Supreme Court's insult to the disabled
By Elizabeth Schulte | January 18, 2002 | Page 2
WORK ISN'T a "major life function." That's what the U.S. Supreme Court told workers last week in a unanimous ruling that will make it harder for workers to qualify as "disabled" and force employers to accommodate their disabilities.
Striking a blow against the 1990 Americans with Disabilities Act (ADA), the unanimous ruling centered on the case of Kentucky autoworker Ella Williams. Williams developed carpal tunnel syndrome--a repetitive-strain injury that causes pain in her hands, wrists and arms--as a result of her assembly-line job at a Toyota factory.
Initially, the company agreed to give Williams work that didn't require her to use her arms, such as inspecting car finishes. But management later assigned her additional work that made her injury worse. When Williams began missing work because of her condition, Toyota fired her.
A lower court ruled that Williams qualified as disabled--as long as she had a medical diagnosis showing that she couldn't perform manual functions required in her job. But Supreme Court Justice Sandra Day O'Connor thinks this definition is too easy. "The central inquiry must be whether the claimant is unable to perform the variety of tasks central to most people's daily lives," O'Connor wrote in her opinion.
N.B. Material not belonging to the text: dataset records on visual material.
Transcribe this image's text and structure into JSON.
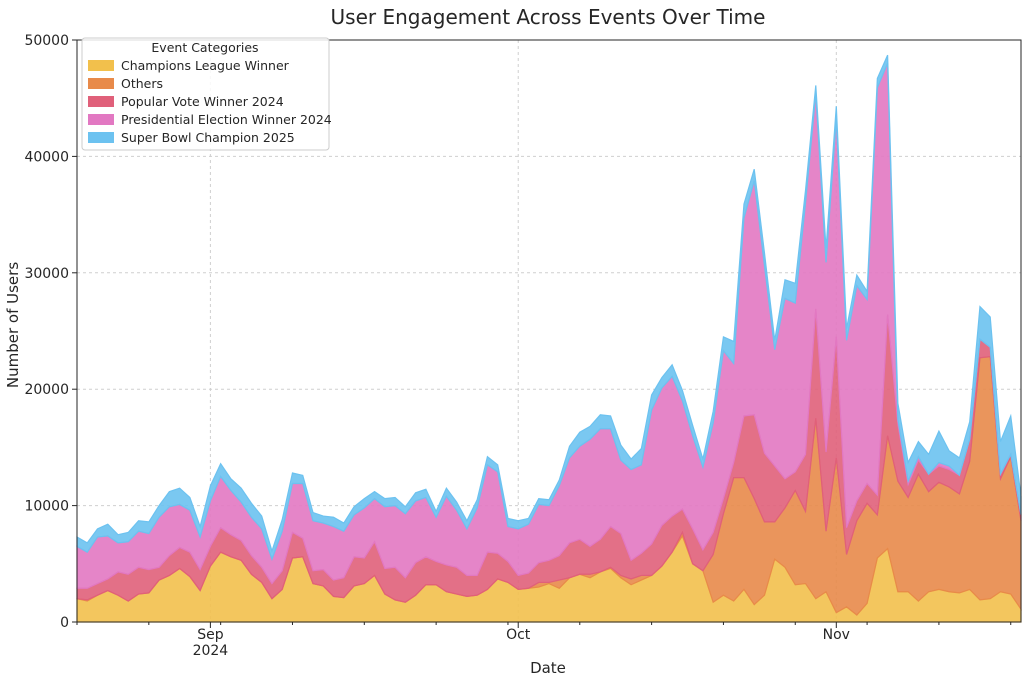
{
  "chart_data": {
    "type": "area",
    "stacked": true,
    "title": "User Engagement Across Events Over Time",
    "xlabel": "Date",
    "ylabel": "Number of Users",
    "ylim": [
      0,
      50000
    ],
    "yticks": [
      0,
      10000,
      20000,
      30000,
      40000,
      50000
    ],
    "xlim": [
      "2024-08-19",
      "2024-11-19"
    ],
    "xticks": [
      {
        "date": "2024-09-01",
        "label": "Sep",
        "sublabel": "2024"
      },
      {
        "date": "2024-10-01",
        "label": "Oct",
        "sublabel": ""
      },
      {
        "date": "2024-11-01",
        "label": "Nov",
        "sublabel": ""
      }
    ],
    "grid": true,
    "legend": {
      "title": "Event Categories",
      "placement": "top-left"
    },
    "x": [
      "2024-08-19",
      "2024-08-20",
      "2024-08-21",
      "2024-08-22",
      "2024-08-23",
      "2024-08-24",
      "2024-08-25",
      "2024-08-26",
      "2024-08-27",
      "2024-08-28",
      "2024-08-29",
      "2024-08-30",
      "2024-08-31",
      "2024-09-01",
      "2024-09-02",
      "2024-09-03",
      "2024-09-04",
      "2024-09-05",
      "2024-09-06",
      "2024-09-07",
      "2024-09-08",
      "2024-09-09",
      "2024-09-10",
      "2024-09-11",
      "2024-09-12",
      "2024-09-13",
      "2024-09-14",
      "2024-09-15",
      "2024-09-16",
      "2024-09-17",
      "2024-09-18",
      "2024-09-19",
      "2024-09-20",
      "2024-09-21",
      "2024-09-22",
      "2024-09-23",
      "2024-09-24",
      "2024-09-25",
      "2024-09-26",
      "2024-09-27",
      "2024-09-28",
      "2024-09-29",
      "2024-09-30",
      "2024-10-01",
      "2024-10-02",
      "2024-10-03",
      "2024-10-04",
      "2024-10-05",
      "2024-10-06",
      "2024-10-07",
      "2024-10-08",
      "2024-10-09",
      "2024-10-10",
      "2024-10-11",
      "2024-10-12",
      "2024-10-13",
      "2024-10-14",
      "2024-10-15",
      "2024-10-16",
      "2024-10-17",
      "2024-10-18",
      "2024-10-19",
      "2024-10-20",
      "2024-10-21",
      "2024-10-22",
      "2024-10-23",
      "2024-10-24",
      "2024-10-25",
      "2024-10-26",
      "2024-10-27",
      "2024-10-28",
      "2024-10-29",
      "2024-10-30",
      "2024-10-31",
      "2024-11-01",
      "2024-11-02",
      "2024-11-03",
      "2024-11-04",
      "2024-11-05",
      "2024-11-06",
      "2024-11-07",
      "2024-11-08",
      "2024-11-09",
      "2024-11-10",
      "2024-11-11",
      "2024-11-12",
      "2024-11-13",
      "2024-11-14",
      "2024-11-15",
      "2024-11-16",
      "2024-11-17",
      "2024-11-18",
      "2024-11-19"
    ],
    "series": [
      {
        "name": "Champions League Winner",
        "color": "#f2c04c",
        "values": [
          2000,
          1800,
          2300,
          2700,
          2300,
          1800,
          2400,
          2500,
          3600,
          4000,
          4600,
          3900,
          2700,
          4800,
          6000,
          5600,
          5300,
          4100,
          3400,
          2000,
          2800,
          5500,
          5600,
          3300,
          3100,
          2200,
          2100,
          3100,
          3300,
          4000,
          2400,
          1900,
          1700,
          2300,
          3200,
          3200,
          2600,
          2400,
          2200,
          2300,
          2800,
          3700,
          3400,
          2800,
          2900,
          3000,
          3300,
          2900,
          3800,
          4100,
          3800,
          4300,
          4600,
          3800,
          3200,
          3600,
          4000,
          4800,
          6000,
          7400,
          5000,
          4400,
          1700,
          2300,
          1800,
          2800,
          1500,
          2300,
          5400,
          4700,
          3200,
          3300,
          2000,
          2600,
          800,
          1300,
          600,
          1600,
          5500,
          6300,
          2600,
          2600,
          1800,
          2600,
          2800,
          2600,
          2500,
          2800,
          1900,
          2000,
          2600,
          2400,
          1100
        ]
      },
      {
        "name": "Others",
        "color": "#e88a4a",
        "values": [
          0,
          100,
          0,
          0,
          0,
          0,
          0,
          0,
          0,
          0,
          0,
          0,
          0,
          0,
          0,
          0,
          0,
          0,
          0,
          0,
          0,
          0,
          0,
          0,
          0,
          0,
          0,
          0,
          0,
          0,
          0,
          0,
          0,
          0,
          0,
          0,
          0,
          0,
          0,
          0,
          0,
          0,
          0,
          0,
          0,
          400,
          100,
          700,
          0,
          0,
          300,
          0,
          100,
          200,
          500,
          400,
          0,
          0,
          0,
          300,
          0,
          0,
          4100,
          7000,
          10600,
          9600,
          9100,
          6300,
          3200,
          5100,
          8100,
          6200,
          15500,
          5200,
          13300,
          4500,
          8100,
          8600,
          3700,
          9700,
          9500,
          8100,
          10900,
          8600,
          9200,
          9000,
          8500,
          11000,
          20800,
          20800,
          9700,
          11800,
          7600
        ]
      },
      {
        "name": "Popular Vote Winner 2024",
        "color": "#e0607a",
        "values": [
          900,
          1000,
          1000,
          1000,
          2000,
          2300,
          2300,
          2000,
          1100,
          1700,
          1800,
          2100,
          1800,
          1700,
          2100,
          1900,
          1700,
          1600,
          1300,
          1300,
          1600,
          2200,
          1600,
          1100,
          1400,
          1400,
          1700,
          2500,
          2200,
          2900,
          2200,
          2800,
          2100,
          2800,
          2400,
          2000,
          2300,
          2300,
          1800,
          1700,
          3200,
          2200,
          1800,
          1200,
          1300,
          1700,
          1900,
          2100,
          3000,
          3000,
          2400,
          2800,
          3500,
          3600,
          1600,
          1900,
          2700,
          3500,
          3100,
          2000,
          3000,
          1800,
          1900,
          1300,
          1300,
          5300,
          7200,
          5900,
          4800,
          2500,
          1600,
          4900,
          9400,
          6800,
          10400,
          2300,
          1700,
          1700,
          1700,
          10400,
          4900,
          1100,
          1200,
          1500,
          1400,
          1500,
          1600,
          1900,
          1600,
          800,
          400,
          200,
          500
        ]
      },
      {
        "name": "Presidential Election Winner 2024",
        "color": "#e278c2",
        "values": [
          3600,
          3100,
          4000,
          3700,
          2500,
          2800,
          3100,
          3100,
          4300,
          4200,
          3700,
          3600,
          2800,
          3900,
          4400,
          3800,
          3300,
          3300,
          3300,
          2100,
          3400,
          4200,
          4700,
          4300,
          4000,
          4600,
          4000,
          3600,
          4300,
          3700,
          5300,
          5300,
          5500,
          5300,
          5100,
          3800,
          5900,
          4900,
          4000,
          5800,
          7500,
          7000,
          3000,
          4000,
          4200,
          5000,
          4700,
          6000,
          7300,
          8000,
          9200,
          9500,
          8400,
          6300,
          7800,
          7600,
          11500,
          11800,
          12000,
          9300,
          8000,
          7100,
          9400,
          12700,
          8500,
          17000,
          20100,
          16100,
          10000,
          15500,
          14500,
          21600,
          18500,
          16300,
          18700,
          16100,
          18500,
          15800,
          35000,
          21600,
          400,
          300,
          300,
          0,
          300,
          300,
          0,
          0,
          0,
          0,
          0,
          0,
          0
        ]
      },
      {
        "name": "Super Bowl Champion 2025",
        "color": "#6cc2f0",
        "values": [
          800,
          800,
          700,
          1000,
          700,
          800,
          900,
          1000,
          1000,
          1300,
          1400,
          1100,
          900,
          1300,
          1100,
          1000,
          1200,
          1200,
          1100,
          700,
          1000,
          900,
          700,
          700,
          600,
          800,
          700,
          700,
          800,
          600,
          700,
          700,
          600,
          700,
          700,
          500,
          700,
          700,
          700,
          700,
          700,
          600,
          700,
          700,
          500,
          500,
          500,
          500,
          1000,
          1200,
          1100,
          1200,
          1100,
          1300,
          900,
          1400,
          1300,
          900,
          1000,
          900,
          900,
          700,
          1000,
          1200,
          1900,
          1200,
          1000,
          1100,
          800,
          1600,
          1700,
          1100,
          700,
          1200,
          1100,
          1000,
          900,
          700,
          800,
          700,
          1400,
          1600,
          1300,
          1700,
          2700,
          1300,
          1500,
          1500,
          2800,
          2600,
          2800,
          3300,
          1600
        ]
      }
    ]
  }
}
What kinds of tasks? "Household chores, bathing and brushing one's teeth are among the types of manual tasks of central importance to people's daily lives," she wrote. Unbelievably, O'Connor claimed that duties at work aren't "an important part of most people's daily lives." Well, maybe not for Supreme Court justices.
Williams' case was sent back to a lower court for a ruling, but the damage is done. Marca Bristo, chair of the National Council on Disability, said that the decision "would prevent many individuals whom Congress intended ADA to cover from receiving its protection that they may need to secure and maintain employment."
The justices have handed a huge gift to bosses, who will find it even easier to skirt workers' concerns about safety, especially ergonomics. "What's needed in the workplace is action to prevent these injuries from happening, before workers are disabled by them," said Peg Seminario, director of safety and health for the AFL-CIO. "Because the ergonomic rule was repealed, workers have no protection. Right now, her [Williams'] employer has no legal obligation under OSHA to take action to prevent more workers from being injured or disabled."